The day after the election our new TV arrived. I’m not sure whether this was good timing or bad, as all programmes were watched with me scrutinising the picture quality. At times, it felt like the apocalypse was being broadcast and I was spending my time adjusting the contrast. Those four horsemen? Pestilence looks fine, but does famine look a bit blocky to you?
They say that politics is show business for ugly people. The peculiarities of a hung parliament made it Heat magazine for statisticians. So much gossip, accessorised by a calculator. There’s no limit to how many times two numbers out of three can be added together. Or – for hardcore fans, a combination of two large numbers, topped up by a few small numbers. Perhaps it’s actually Countdown for salesmen. On one level, I‘m loving it. (The other level being that aforementioned niggle that we are witnessing the first stages of the apocalypse.)

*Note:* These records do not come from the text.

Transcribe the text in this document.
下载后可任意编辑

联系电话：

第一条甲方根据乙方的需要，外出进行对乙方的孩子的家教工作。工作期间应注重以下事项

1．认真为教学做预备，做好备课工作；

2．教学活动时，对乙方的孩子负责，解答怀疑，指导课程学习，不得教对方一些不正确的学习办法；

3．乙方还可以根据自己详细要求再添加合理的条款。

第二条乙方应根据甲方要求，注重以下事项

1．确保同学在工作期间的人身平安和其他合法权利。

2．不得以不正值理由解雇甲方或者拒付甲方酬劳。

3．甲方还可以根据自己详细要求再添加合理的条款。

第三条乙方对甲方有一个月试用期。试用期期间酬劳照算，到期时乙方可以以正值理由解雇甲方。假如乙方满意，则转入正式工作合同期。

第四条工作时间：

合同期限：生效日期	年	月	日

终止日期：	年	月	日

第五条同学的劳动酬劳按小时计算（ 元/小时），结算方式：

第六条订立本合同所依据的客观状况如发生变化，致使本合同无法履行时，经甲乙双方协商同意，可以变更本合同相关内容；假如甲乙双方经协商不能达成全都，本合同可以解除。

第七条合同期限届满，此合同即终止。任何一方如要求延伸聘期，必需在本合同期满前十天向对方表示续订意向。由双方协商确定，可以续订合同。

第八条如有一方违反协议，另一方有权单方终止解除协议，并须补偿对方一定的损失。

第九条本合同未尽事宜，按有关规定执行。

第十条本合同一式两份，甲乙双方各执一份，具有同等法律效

“Twitter was like overhearing goal flashes for a match when you’re trying
to avoid the score”
Twitter was great during the election. I’m following Armando Iannucci, Charlie Brooker and David Mitchell who were all hilarious throughout, especially during the leadership debates, although sometimes I was recording the debates to watch later, and Twitter was like overhearing goal flashes for a match when you’re trying to avoid the score. They all went a bit quiet on election night itself, then I turned on Channel 4 and there they were.

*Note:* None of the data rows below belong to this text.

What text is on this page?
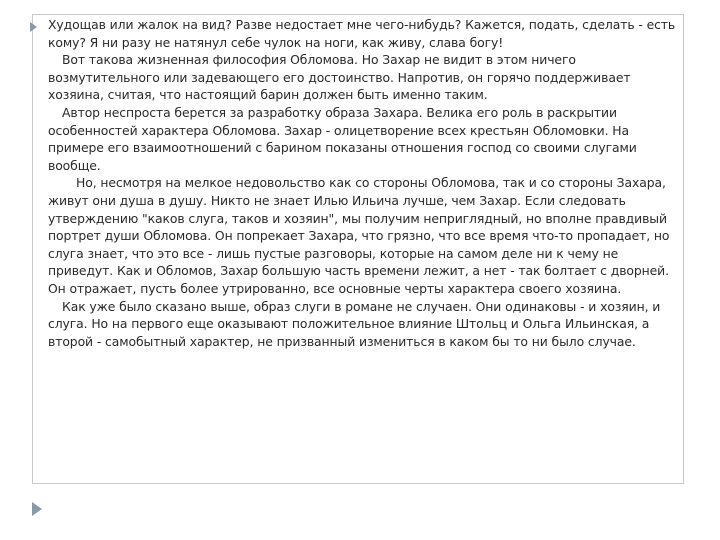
Худощав или жалок на вид? Разве недостает мне чего-нибудь? Кажется, подать, сделать - есть кому? Я ни разу не натянул себе чулок на ноги, как живу, слава богу!

Вот такова жизненная философия Обломова. Но Захар не видит в этом ничего возмутительного или задевающего его достоинство. Напротив, он горячо поддерживает хозяина, считая, что настоящий барин должен быть именно таким.

Автор неспроста берется за разработку образа Захара. Велика его роль в раскрытии особенностей характера Обломова. Захар - олицетворение всех крестьян Обломовки. На примере его взаимоотношений с барином показаны отношения господ со своими слугами вообще.

Но, несмотря на мелкое недовольство как со стороны Обломова, так и со стороны Захара, живут они душа в душу. Никто не знает Илью Ильича лучше, чем Захар. Если следовать утверждению "каков слуга, таков и хозяин", мы получим неприглядный, но вполне правдивый портрет души Обломова. Он попрекает Захара, что грязно, что все время что-то пропадает, но слуга знает, что это все - лишь пустые разговоры, которые на самом деле ни к чему не приведут. Как и Обломов, Захар большую часть времени лежит, а нет - так болтает с дворней. Он отражает, пусть более утрированно, все основные черты характера своего хозяина.

Как уже было сказано выше, образ слуги в романе не случаен. Они одинаковы - и хозяин, и слуга. Но на первого еще оказывают положительное влияние Штольц и Ольга Ильинская, а второй - самобытный характер, не призванный измениться в каком бы то ни было случае.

Another similarity this election has had to football is the level of dissection of facts and statistics, that I normally only know from the sports pages. Part of me is still worried that Tottenham’s fourth place is in jeopardy, in case Aston Villa and Man City get into cosy talks and add their final points tally together.
It’s not always easy to concentrate on momentous events when you have kids, but I’ve learnt now that they’re very much part of them. Watching Gordon Brown walk out of Downing Street was entwined with The Boy trying to show me the Lego ambulance he’d dismantled to turn into a spaceship. (This may sound like biting satire. It isn’t. It’s just Lego versus TV. ) And Youngest™ spent the whole of Cameron and Clegg’s joint press conference blowing raspberries. OK, so let’s call that bit satire. Who needs Spitting Image, after all?